On the blog last week, we discussed RSS feed best practices. But while that post contained great advice for intermediate to advancd podcasters, newbies may want to take a few minutes to understand just exactly what happens when they publish an episode to make sure they aren’t missing opportunities to get their show in front of the largest possible audience.
Here are our best tips from Blubrry CEO Todd Cochrane:
- Subscribe to your own show. “If you’ve done that, you can save yourself some pain and embarrassment by checking to see if your show episode shows up in your favorite podcast app,” says Cochrane.
- If you haven’t done #1 and you load the podcast listings in iTunes, Stitcher, or any other app to realize that your latest episode isn’t there, keep this in mind: those sites periodically check your show listing and update it. If you’re lucky, that happens within a few hours, but if you publish infrequently it may be up to 24 hours before the episode shows up.
- When you subscribe to your own show, most apps actually subscribe you to your feed that you initially submitted to iTunes, Google, Stitcher, Blubrry etc. So while your subscription will update immediately, the other sites will get around to you at some point. Today the Apple Podcasts directory is pulling 325,000 feeds every 3-4 hours, and sometimes they get behind.

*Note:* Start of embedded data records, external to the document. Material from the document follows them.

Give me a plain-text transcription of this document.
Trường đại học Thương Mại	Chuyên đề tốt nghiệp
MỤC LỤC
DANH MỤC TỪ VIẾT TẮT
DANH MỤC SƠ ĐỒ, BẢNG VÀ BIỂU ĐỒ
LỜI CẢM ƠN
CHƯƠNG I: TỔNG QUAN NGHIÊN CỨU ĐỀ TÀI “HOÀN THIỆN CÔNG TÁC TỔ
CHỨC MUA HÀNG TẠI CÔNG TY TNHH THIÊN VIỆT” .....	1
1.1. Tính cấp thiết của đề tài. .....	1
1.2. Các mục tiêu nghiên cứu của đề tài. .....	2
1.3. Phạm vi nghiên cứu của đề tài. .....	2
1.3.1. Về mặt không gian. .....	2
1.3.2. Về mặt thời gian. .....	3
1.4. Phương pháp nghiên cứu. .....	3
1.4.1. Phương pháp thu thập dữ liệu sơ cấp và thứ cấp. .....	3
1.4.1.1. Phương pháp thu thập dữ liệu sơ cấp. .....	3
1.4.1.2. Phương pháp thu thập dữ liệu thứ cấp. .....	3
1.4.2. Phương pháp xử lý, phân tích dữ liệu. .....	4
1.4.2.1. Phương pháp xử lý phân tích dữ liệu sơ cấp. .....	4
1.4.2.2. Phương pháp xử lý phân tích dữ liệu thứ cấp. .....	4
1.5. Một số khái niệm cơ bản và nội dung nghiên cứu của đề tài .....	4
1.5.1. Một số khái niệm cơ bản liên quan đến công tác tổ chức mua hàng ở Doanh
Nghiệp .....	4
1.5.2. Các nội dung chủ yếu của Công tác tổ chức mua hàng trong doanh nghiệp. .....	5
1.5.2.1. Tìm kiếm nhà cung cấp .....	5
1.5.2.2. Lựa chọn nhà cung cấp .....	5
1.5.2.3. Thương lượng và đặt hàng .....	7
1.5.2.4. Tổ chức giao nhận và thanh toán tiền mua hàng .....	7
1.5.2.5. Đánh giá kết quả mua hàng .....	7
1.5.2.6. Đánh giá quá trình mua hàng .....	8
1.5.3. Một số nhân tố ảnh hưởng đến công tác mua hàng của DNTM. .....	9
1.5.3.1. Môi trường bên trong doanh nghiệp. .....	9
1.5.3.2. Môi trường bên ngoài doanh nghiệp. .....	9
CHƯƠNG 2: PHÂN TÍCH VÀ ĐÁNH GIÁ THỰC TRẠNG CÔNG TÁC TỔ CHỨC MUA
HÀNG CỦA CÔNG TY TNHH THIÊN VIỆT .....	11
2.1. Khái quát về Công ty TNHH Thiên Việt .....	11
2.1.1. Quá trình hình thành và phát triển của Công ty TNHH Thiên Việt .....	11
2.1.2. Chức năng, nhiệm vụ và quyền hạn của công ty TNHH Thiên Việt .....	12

- It’s really important that you keep your image art in compliance in both image pixel size and in keeping the image smaller than 500k in size. Not doing so will handicap your show’s ability to be updated. Note: your ID3 Album art does not need to be the same spec as the Apple show art. The larger the physical size of the album art embedded in your mp3, the longer it takes your podcast to start playing, explains Cochrane. “All of my episode art is 600×600 .jpg and under 100k, plus the smaller episode art saves you space with your hosting plans.”
It really comes down to some proactive management to keep your show thriving and your anxiety level low.